アベノミクスによる量的金融緩和政策の影響

2%程度のインフレをターゲットとするアベノミクスだが、その具体的な政策としては、量的緩和政策も含まれていることと思う。つまり、日銀からのマネーサプライを増やすことにより、市場に流通する貨幣の量を増やし消費を増やしたりしてあれこれしようというものだ。デフレ脱却のたまにお札をすればいいというような安易な考えには賛成できないが、そのような政策も視野に入っていることと思う。

具体的なプロセスとしては、日銀の預金残高を増やし、その結果として銀行の残高量を増やし、最終的に企業や消費者へとマネーを供給するということのはずであるが、供給量が増えることで低金利になるのではないかと思う。

いずれにしても、ゼロに等しいような金利であれば、企業も銀行からの借り入れを増やしたりして設備投資をしようかな、雇用を増やそうかなという気になるかもしれないが、最終的に労働者の給与が上昇すれば、景気も回復していくことだろう。

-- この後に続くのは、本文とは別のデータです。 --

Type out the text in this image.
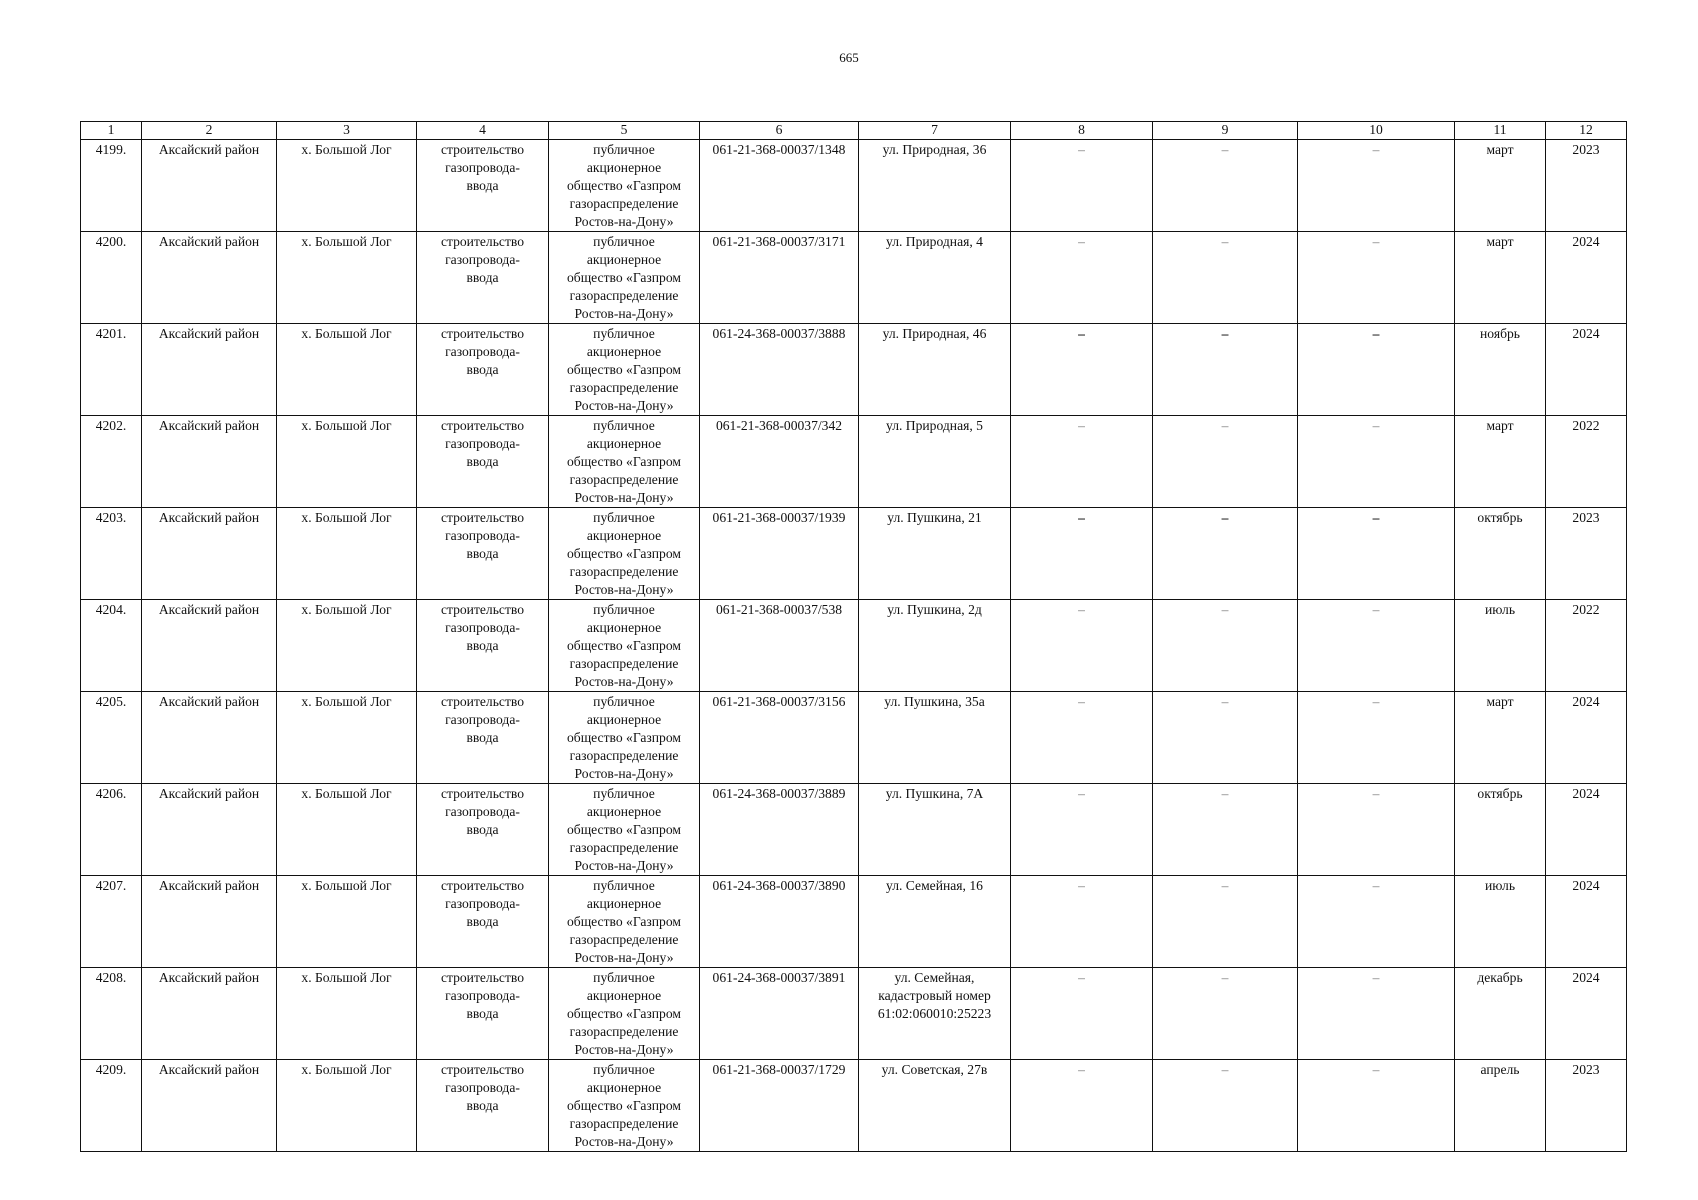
665
1	2	3	4	5	6	7	8	9	10	11	12
4199.	Аксайский район	х. Большой Лог	строительство
газопровода-
ввода	публичное
акционерное
общество «Газпром
газораспределение
Ростов-на-Дону»	061-21-368-00037/1348	ул. Природная, 36	–	–	–	март	2023
4200.	Аксайский район	х. Большой Лог	строительство
газопровода-
ввода	публичное
акционерное
общество «Газпром
газораспределение
Ростов-на-Дону»	061-21-368-00037/3171	ул. Природная, 4	–	–	–	март	2024
4201.	Аксайский район	х. Большой Лог	строительство
газопровода-
ввода	публичное
акционерное
общество «Газпром
газораспределение
Ростов-на-Дону»	061-24-368-00037/3888	ул. Природная, 46	–	–	–	ноябрь	2024
4202.	Аксайский район	х. Большой Лог	строительство
газопровода-
ввода	публичное
акционерное
общество «Газпром
газораспределение
Ростов-на-Дону»	061-21-368-00037/342	ул. Природная, 5	–	–	–	март	2022
4203.	Аксайский район	х. Большой Лог	строительство
газопровода-
ввода	публичное
акционерное
общество «Газпром
газораспределение
Ростов-на-Дону»	061-21-368-00037/1939	ул. Пушкина, 21	–	–	–	октябрь	2023
4204.	Аксайский район	х. Большой Лог	строительство
газопровода-
ввода	публичное
акционерное
общество «Газпром
газораспределение
Ростов-на-Дону»	061-21-368-00037/538	ул. Пушкина, 2д	–	–	–	июль	2022
4205.	Аксайский район	х. Большой Лог	строительство
газопровода-
ввода	публичное
акционерное
общество «Газпром
газораспределение
Ростов-на-Дону»	061-21-368-00037/3156	ул. Пушкина, 35а	–	–	–	март	2024
4206.	Аксайский район	х. Большой Лог	строительство
газопровода-
ввода	публичное
акционерное
общество «Газпром
газораспределение
Ростов-на-Дону»	061-24-368-00037/3889	ул. Пушкина, 7А	–	–	–	октябрь	2024
4207.	Аксайский район	х. Большой Лог	строительство
газопровода-
ввода	публичное
акционерное
общество «Газпром
газораспределение
Ростов-на-Дону»	061-24-368-00037/3890	ул. Семейная, 16	–	–	–	июль	2024
4208.	Аксайский район	х. Большой Лог	строительство
газопровода-
ввода	публичное
акционерное
общество «Газпром
газораспределение
Ростов-на-Дону»	061-24-368-00037/3891	ул. Семейная,
кадастровый номер
61:02:060010:25223	–	–	–	декабрь	2024
4209.	Аксайский район	х. Большой Лог	строительство
газопровода-
ввода	публичное
акционерное
общество «Газпром
газораспределение
Ростов-на-Дону»	061-21-368-00037/1729	ул. Советская, 27в	–	–	–	апрель	2023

けれども、消費者個人の借入が多くなれば、直接的に消費が伸びていくことと思う。もちろん、借金をしてまで買うのはどうかとも思うが、自動車や住宅などのローンについては、金利が低ければ低いほどお得になるわけだ。また、消費者金融会社にとってみても、消費者へローンを貸し出す際の資金は低金利で借り入れているケースが多く、その利鞘が利益となっているわけだが、さらに低金利になれば、貸出をする量も増え、結果として消費者も利用がしやすくなるだろうと思う。

なので、消費者金融業界にとってみれば、昨今の金融緩和への方向はプラスの方向に働くはずだから、投資家にとって買いの材料になる気もする。